The form that best suits most of the businesses in this case is the Private Limited Company Pte. Ltd. Personal liability remains limited. The company exists as an independent legal entity. Foreigners are also allowed to own 100 percent of shares without bringing in an obligatory local partner, which is also a substantial benefit compared to most other jurisdictions in Asia. Paid-up capital starts at S$1. The registration process is done through ACRA BizFile+ portal at a government fee of S$315, and fully ready applications have a high likelihood of being approved within 24 hours. The mechanics are actually efficient. However, there is one condition that always surprises foreign founders – the law of Singapore stipulates that a registered company should have one of its directors who are ordinarily residing in Singapore. Not one who comes swinging on a business trip every few months. A real-life resident, one with a legitimate residential status to show it. You have to get this sorted out before you can even set your footsteps on anything else, should you be located in Dubai, Toronto, or Tokyo.
Hub Corporate Services is a direct answer to that gap. Their 20+ years of service in Chinatown Point, and their Nominee Director service, puts a qualified and resident of Singapore director on the board of your company in a purely statutory, non executive position. The nominee does not influence your business decision-making, does not have access to your company funds and does not intervene in your business. Their task is to meet the job of residency – full stop. Hub pairs this with an appointment of a company secretary, not only a legal mandate, but a logical complement to this position, as both positions lead to the same compliance responsibilities. The security deposit is not mandatory, and it is more than it appears when you are already dealing with several setup costs at a time. They include the registered office address, secretarial services and government filing fees in their incorporation packages which means that founders will have a single contact rather than a stack of different vendors to go chasing.
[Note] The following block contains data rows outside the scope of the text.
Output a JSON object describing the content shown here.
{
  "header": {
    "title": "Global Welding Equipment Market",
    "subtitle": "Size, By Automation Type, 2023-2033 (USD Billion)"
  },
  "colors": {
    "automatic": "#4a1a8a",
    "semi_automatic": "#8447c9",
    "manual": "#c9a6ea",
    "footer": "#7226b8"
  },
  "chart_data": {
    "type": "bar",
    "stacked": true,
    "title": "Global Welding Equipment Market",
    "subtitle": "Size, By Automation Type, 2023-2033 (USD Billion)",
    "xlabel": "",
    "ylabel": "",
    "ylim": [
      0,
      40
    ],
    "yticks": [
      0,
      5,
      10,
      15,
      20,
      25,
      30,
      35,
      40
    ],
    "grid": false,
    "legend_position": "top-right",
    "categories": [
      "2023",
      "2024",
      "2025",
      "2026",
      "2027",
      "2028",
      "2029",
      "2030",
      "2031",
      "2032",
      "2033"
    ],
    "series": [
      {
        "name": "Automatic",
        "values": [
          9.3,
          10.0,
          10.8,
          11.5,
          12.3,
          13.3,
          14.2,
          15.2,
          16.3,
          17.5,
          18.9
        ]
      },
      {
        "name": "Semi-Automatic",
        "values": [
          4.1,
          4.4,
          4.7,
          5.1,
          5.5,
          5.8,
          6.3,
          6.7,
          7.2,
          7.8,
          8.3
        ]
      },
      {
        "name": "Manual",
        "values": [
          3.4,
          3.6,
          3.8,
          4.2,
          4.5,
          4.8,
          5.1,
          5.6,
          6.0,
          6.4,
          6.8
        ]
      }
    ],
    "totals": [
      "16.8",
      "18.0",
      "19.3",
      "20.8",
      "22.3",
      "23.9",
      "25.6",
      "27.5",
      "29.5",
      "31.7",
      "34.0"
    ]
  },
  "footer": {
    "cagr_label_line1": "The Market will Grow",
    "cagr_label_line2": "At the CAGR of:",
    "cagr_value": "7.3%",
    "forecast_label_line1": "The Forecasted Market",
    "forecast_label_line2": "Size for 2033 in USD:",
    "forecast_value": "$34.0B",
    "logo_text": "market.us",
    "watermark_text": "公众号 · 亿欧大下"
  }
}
It is in post-incorporation compliance that many otherwise bright founders fail to follow through. The registered company should have a company secretary within six months otherwise any director is liable up to Sg 1000. Annual returns are to be submitted to ACRA. IRAS receives corporate income tax returns. The two timelines are pegged to your Financial Year End date, which is locked in on registration. The majority of them decide that date in a careless way, like on a long form. It isn’t. Get it wrong and compliance due dates will pile up upon your busiest trading days each and every year. Hub takes clients through the process and makes this decision pre-corporation and makes it count as much as it does. Such upstream thinking, or solving issues before they arise, is precisely the difference between a good corporate services firm and a firm that merely provides paperwork services.